Lam RPK, Chan CK, Tse ML, Chow ATY, Chan EWY, Rainer TH. The trajectory of serum salicylate concentrations after ingestion of medicinal oil containing methyl salicylate.
Clin Toxicol (Phila) 2024:1-10. [PMID:
39387701 DOI:
10.1080/15563650.2024.2409826]
[Citation(s) in RCA: 0] [Impact Index Per Article: 0] [Reference Citation Analysis] [Abstract] [Key Words] [Track Full Text] [Journal Information] [Subscribe] [Scholar Register] [Received: 05/11/2024] [Revised: 09/18/2024] [Accepted: 09/23/2024] [Indexed: 10/15/2024]
Abstract
INTRODUCTION
The toxicokinetics of methyl salicylate after unintentional or intentional ingestion of medicinal oil containing methyl salicylate has not been well studied. We aimed to characterize the trajectory of serum salicylate concentrations and to evaluate factors associated with the peak serum salicylate concentration and the time from ingestion to peak concentration.
METHODS
This was a retrospective cohort study of consecutive patients reported to the Hong Kong Poison Control Centre for laboratory-confirmed methyl salicylate poisoning by all local public emergency departments between 1 July 2008 and 30 June 2023. We analyzed cases with at least three serum salicylate concentrations. Multivariable generalized linear regression was used to identify factors significantly associated with the peak serum concentration and the time from ingestion to peak concentration.
RESULTS
We included 41 patients (median age 81.0 years; 32 women and nine men). The median time from ingestion to the first peak serum salicylate concentration was 5.6 h (IQR: 3.2-10.8 h).
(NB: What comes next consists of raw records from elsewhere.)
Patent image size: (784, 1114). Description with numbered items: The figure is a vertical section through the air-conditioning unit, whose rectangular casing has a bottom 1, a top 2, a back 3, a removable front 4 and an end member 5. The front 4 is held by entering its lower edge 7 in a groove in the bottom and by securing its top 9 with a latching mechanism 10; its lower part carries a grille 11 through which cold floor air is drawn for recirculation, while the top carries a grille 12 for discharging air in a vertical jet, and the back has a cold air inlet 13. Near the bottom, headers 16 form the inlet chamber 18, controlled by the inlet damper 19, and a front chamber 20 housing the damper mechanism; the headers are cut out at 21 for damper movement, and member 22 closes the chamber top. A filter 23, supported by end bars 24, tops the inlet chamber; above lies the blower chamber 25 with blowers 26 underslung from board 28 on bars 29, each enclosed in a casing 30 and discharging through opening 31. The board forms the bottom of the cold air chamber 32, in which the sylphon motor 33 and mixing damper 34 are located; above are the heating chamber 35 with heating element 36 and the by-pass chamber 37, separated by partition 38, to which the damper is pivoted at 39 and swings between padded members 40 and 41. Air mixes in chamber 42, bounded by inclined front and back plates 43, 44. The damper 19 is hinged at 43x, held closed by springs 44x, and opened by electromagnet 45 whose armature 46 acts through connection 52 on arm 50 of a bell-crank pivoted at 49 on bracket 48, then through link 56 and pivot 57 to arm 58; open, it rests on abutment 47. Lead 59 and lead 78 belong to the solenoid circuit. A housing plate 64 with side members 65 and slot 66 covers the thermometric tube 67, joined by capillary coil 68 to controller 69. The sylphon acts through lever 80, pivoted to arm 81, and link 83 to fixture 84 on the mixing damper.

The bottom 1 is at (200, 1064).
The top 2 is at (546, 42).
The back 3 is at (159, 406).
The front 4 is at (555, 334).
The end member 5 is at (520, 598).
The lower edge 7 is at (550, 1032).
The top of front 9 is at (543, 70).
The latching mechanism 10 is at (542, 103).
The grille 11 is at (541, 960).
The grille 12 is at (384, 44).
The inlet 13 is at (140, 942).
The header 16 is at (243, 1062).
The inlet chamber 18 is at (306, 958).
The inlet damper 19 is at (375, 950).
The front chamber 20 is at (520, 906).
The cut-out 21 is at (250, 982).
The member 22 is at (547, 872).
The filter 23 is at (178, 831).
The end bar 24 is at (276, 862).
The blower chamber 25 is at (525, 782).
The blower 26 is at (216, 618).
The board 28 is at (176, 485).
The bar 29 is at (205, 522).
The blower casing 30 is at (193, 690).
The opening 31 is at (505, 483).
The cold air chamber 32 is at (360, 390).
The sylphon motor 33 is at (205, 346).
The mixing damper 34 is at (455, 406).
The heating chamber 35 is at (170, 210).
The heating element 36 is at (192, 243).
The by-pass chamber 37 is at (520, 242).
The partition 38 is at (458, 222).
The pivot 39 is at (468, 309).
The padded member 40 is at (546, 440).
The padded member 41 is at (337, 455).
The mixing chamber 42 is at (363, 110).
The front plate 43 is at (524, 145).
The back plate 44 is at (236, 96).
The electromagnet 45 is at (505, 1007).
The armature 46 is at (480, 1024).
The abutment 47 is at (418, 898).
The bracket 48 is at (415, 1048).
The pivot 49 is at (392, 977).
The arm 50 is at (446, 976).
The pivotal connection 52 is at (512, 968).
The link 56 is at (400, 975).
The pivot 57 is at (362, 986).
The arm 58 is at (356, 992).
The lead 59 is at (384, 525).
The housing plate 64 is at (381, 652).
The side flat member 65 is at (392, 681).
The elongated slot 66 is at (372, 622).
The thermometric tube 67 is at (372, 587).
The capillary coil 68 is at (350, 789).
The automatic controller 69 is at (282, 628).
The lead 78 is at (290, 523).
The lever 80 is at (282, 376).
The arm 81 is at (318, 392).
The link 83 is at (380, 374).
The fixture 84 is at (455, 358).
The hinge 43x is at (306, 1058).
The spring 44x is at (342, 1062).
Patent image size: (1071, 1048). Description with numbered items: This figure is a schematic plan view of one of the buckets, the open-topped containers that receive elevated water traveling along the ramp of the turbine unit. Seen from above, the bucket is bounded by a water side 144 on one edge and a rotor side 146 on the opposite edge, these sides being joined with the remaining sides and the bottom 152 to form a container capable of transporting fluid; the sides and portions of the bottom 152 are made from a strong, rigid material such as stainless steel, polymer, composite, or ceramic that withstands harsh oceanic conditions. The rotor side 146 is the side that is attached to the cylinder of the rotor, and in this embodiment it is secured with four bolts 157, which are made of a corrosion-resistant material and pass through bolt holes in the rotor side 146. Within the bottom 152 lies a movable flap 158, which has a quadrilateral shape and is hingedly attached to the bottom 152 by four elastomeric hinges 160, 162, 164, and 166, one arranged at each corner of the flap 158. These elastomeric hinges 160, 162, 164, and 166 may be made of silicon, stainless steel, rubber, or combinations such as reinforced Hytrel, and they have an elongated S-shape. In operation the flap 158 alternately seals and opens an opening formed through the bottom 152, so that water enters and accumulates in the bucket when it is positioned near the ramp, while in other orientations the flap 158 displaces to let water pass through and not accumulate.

Multiple regression showed that gastric aspiration (adjusted regression coefficient [β] - 2.50; 95% CI: -3.93 to -1.08; P = 0.001) and single-dose activated charcoal (adjusted β - 1.22; 95% CI: -2.02 to -0.42; P = 0.003) were significantly associated with a lower peak concentration, after adjusting for patient age, sex, exposure due to intentional self-harm, reported ingested dose, time from ingestion to emergency department presentation, vomiting, concurrent use of aspirin (acetylsalicylic acid) and other medications that affect gastric emptying or gastric acid secretion, blood pH, serum albumin concentration, and creatinine clearance.
DISCUSSION
The serum salicylate concentration did not peak as quickly as generally believed, highlighting the importance of continued monitoring. Gastric aspiration and single-dose activated charcoal may help reduce gastrointestinal absorption, but their impact on clinical outcomes remains unclear.
CONCLUSIONS
Given the median time of 5.6 h (IQR: 3.2-10.8 h) from ingestion to the peak salicylate concentration, gastric aspiration and single-dose activated charcoal can be considered in patients up to a few hours after medicinal oil ingestion when the airway is protected.